Book Review: Battle Cry of Freedom

So I finally finished 860 pages of Civil War history last night. I sometimes hate the fact that I get wrapped up into long books that keep me from reading other stuff, but this one was a winner - big time. I felt like the 860 pages just flew by as I was completely captured by the historical narrative of the civil war era. The book spends a significant amount of space (maybe 250 pages) setting up the war, describing the political, economic, and social settings for the bloodiest war in American history. While I have been into history for a number of years, this historical account of the civil war (which won the Pulitzer Prize in history) helped me to place the battles, people, and events inside their historical context for the first time.

After reading this book, I really walked away with two major observations. First, the leadership it took for the Northern political leaders (especially Lincoln) to keep the North engaged in the war when it was costing so many lives was simply astounding. The fact that the Union encountered so many close calls at losing the whole war just reminds the reader that victory was never assured when the war began. As the years war on and the public support wained, Lincoln's leadership and commitment to victory were supremely important. To be able to endure the death of so many countrymen in order to save the Union and ultimately end slavery is surely a remarkable feat.

The second major observation I have is simply how deluded people can become in their own depravity.
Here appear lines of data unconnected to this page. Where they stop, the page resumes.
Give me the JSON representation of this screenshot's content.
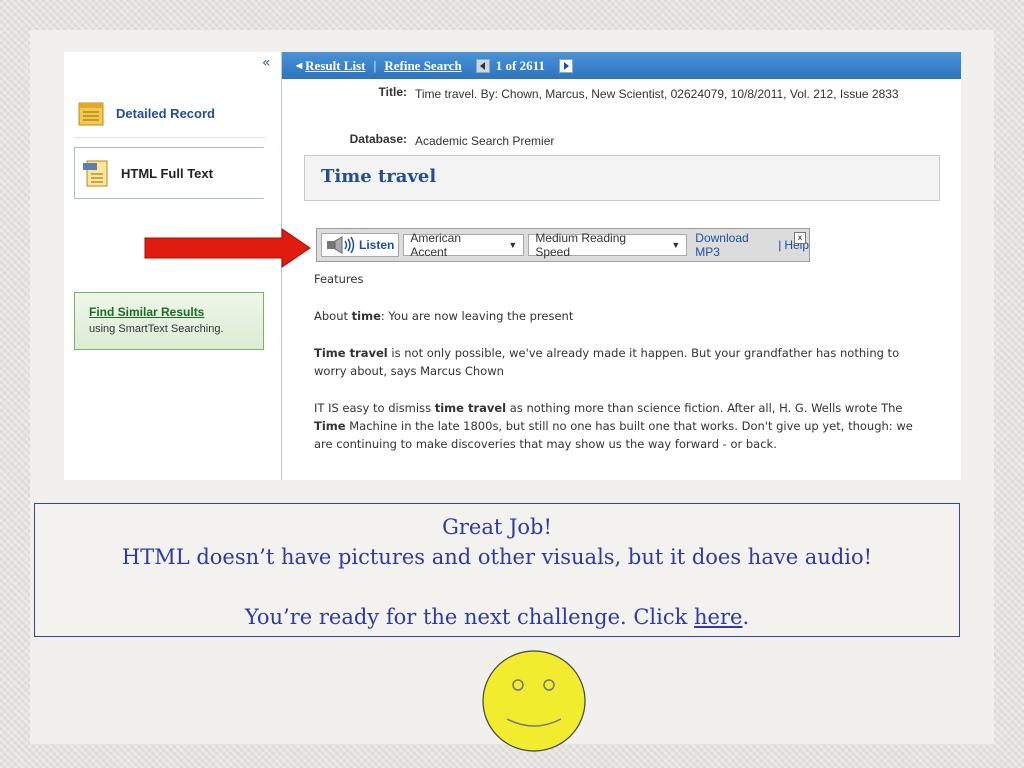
{
  "sidebar": {
    "collapse_glyph": "«",
    "detailed_record": "Detailed Record",
    "html_full_text": "HTML Full Text",
    "find_similar": "Find Similar Results",
    "find_similar_sub": "using SmartText Searching."
  },
  "topbar": {
    "result_list": "Result List",
    "refine_search": "Refine Search",
    "position": "1 of 2611"
  },
  "record": {
    "title_label": "Title:",
    "title_value": "Time travel. By: Chown, Marcus, New Scientist, 02624079, 10/8/2011, Vol. 212, Issue 2833",
    "database_label": "Database:",
    "database_value": "Academic Search Premier",
    "article_title": "Time travel"
  },
  "listen": {
    "button": "Listen",
    "accent": "American Accent",
    "speed": "Medium Reading Speed",
    "download": "Download MP3",
    "pipe": "|",
    "help": "Help",
    "close": "x"
  },
  "article": {
    "section": "Features",
    "p1_a": "About ",
    "p1_b": "time",
    "p1_c": ": You are now leaving the present",
    "p2_a": "Time travel",
    "p2_b": " is not only possible, we've already made it happen. But your grandfather has nothing to worry about, says Marcus Chown",
    "p3_a": "IT IS easy to dismiss ",
    "p3_b": "time travel",
    "p3_c": " as nothing more than science fiction. After all, H. G. Wells wrote The ",
    "p3_d": "Time",
    "p3_e": " Machine in the late 1800s, but still no one has built one that works. Don't give up yet, though: we are continuing to make discoveries that may show us the way forward - or back."
  },
  "message": {
    "line1": "Great Job!",
    "line2": "HTML doesn’t have pictures and other visuals, but it does have audio!",
    "line3_pre": "You’re ready for the next challenge.  Click ",
    "line3_link": "here",
    "line3_post": "."
  },
  "colors": {
    "accent_blue": "#2d74be",
    "arrow_red": "#e01b10",
    "message_text": "#2e3aa6",
    "smiley_yellow": "#f2ec2e"
  },
  "icons": [
    "collapse-icon",
    "detailed-record-icon",
    "html-doc-icon",
    "prev-arrow-icon",
    "next-arrow-icon",
    "speaker-icon",
    "dropdown-caret-icon",
    "red-arrow-icon",
    "smiley-icon"
  ]
}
Being a white southerner by birth, it is really hard to believe that my ancestors defended the institution and righteousness of slavery as completely as they did. Reading the quotes of Confederate leaders throughout this book who passionately defended a morally bankrupt system reminds me that many times my reading of Scripture can be culturally determined more than I wish that it were. What I mean by that is simply that when a culture as a whole wants to defend an institution or a cultural value, they seem to be able to turn different passages of Scripture in their defense. As one of my profs from seminary used to say, "you can defend anything you want from the Bible if you take passages out of their context." Remarkable how recently our own great country was treating another race of human beings as property, as men and women and children not worthy to have their own freedom. How sad is our own story.

Overall, a great read and a stark reminder about our own fascinating American past.